Tītan, ānis (collat. form Tītānus, i, v. in the foll.), m., = Τιτάν. Son of Caelus and Vesta, elder brother of Saturn, and ancestor of the Titans, called Tītāni or Tītānes, who contended with Saturn for the sovereignty of heaven, and were, by the thunderbolts of his son Jupiter, precipitated into Tartarus: quasi Titani cum dis belligerem? Plaut. Pers. 1, 1, 26.
—Dat. Titanis, Cic. N. D. 2, 28, 70.
—Gen. genus Titanum, Cic. Leg. 3, 2, 5: Titanum suboles, id. poet. Tusc. 2, 10, 23.
—Acc. Titanas, Hor. C. 3, 4, 43; Ov. F. 3, 797.
—Appellatively: Titanus, of an old man, Plaut. Men. 5, 2, 101.
— A grandson of the above, son of Hyperion, the Sun-god, i. q. Sol, Cic. Arat. 60; cf. Verg. A. 4, 119; Ov. M. 1, 10; 2, 118; 6, 438; id. F. 1, 617; 2, 73; 4, 180; 4, 919 al.
— Prometheus, as grandson of Titan, Juv. 14, 35.

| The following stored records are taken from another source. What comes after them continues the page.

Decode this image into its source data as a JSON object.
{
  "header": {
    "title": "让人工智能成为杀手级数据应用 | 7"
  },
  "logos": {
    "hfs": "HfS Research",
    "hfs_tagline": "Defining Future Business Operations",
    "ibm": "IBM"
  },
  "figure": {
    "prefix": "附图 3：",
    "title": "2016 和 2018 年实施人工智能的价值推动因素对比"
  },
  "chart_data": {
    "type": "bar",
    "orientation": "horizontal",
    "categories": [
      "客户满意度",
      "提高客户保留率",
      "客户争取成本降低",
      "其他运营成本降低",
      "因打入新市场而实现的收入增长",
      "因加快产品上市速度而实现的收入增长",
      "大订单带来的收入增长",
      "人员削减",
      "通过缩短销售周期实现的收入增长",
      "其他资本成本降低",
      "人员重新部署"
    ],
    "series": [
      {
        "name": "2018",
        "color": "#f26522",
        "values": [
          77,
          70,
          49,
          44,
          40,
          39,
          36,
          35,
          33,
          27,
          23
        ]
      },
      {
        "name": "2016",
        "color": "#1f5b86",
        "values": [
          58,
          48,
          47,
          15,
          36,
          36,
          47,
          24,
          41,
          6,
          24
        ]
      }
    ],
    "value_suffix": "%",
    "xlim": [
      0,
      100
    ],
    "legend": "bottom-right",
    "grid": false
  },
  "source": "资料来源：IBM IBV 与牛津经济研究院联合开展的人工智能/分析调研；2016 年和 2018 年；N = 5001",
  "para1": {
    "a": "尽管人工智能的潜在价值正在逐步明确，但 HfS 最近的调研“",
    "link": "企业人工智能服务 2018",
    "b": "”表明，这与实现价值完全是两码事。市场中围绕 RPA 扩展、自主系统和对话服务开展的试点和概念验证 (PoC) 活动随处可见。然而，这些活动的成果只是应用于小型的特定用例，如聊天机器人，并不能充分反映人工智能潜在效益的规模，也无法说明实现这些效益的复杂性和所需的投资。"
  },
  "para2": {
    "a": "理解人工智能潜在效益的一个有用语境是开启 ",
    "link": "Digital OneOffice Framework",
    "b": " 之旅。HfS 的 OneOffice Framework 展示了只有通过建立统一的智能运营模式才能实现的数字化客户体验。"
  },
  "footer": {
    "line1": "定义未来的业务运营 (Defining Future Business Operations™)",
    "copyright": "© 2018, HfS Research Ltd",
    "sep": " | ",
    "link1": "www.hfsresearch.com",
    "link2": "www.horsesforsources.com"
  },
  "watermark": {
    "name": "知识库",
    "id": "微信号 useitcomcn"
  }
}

— Hence, Tītānius, a, um, adj., of or belonging to Titan or the Titans, Titanian: pubes, Fulmine dejecti, i. e. the Titans, Verg. A. 6, 580: bella, i. e. of the Titans, Sil. 12, 725: antra, Val. Fl. 4, 91: ales, i. e. the Phaenix, as sacred to the sun (Titan, B.), Claud. Idyll. 1, 7.
— Subst.: Tītā-nius, ii, m., for Titan, B., the Sun-god, Avien. Arat. 127.
—In fem.: Tītānia, ae. Latona, as daughter of the Titan Caeus, Ov. M. 6, 346.
— Pyrrha, as descendant of the Titan Prometheus, Ov. M. 1, 395.
— Diana, as sister of Sol, Ov. M. 3, 173.
— Circe, as daughter of Sol. Ov. M. 14, 382; 14, 438.
— Tītāniacus, a, um, adj., of or belonging to Titan or the Titans, Titanic: dracones, sprung from the Titans' blood, Ov. M. 7, 398.
— Tītānis, idis or idos, adj. f., Titanic: pugna, of the Titans, Juv. 8, 132: Circe, as daughter of Sol, Ov. M. 13, 968; 14, 376; Val. Fl. 7, 212.
—
Also, absol.: Tītānis, idis, f., Circe, Ov. M. 14, 14.
— Diana, Enn. ap. Varr. L. L. 7, § 16 Mull. (Trag. v. 317 Vahl.); and of Tethys, as sister of Sol, Ov. F. 5, 81.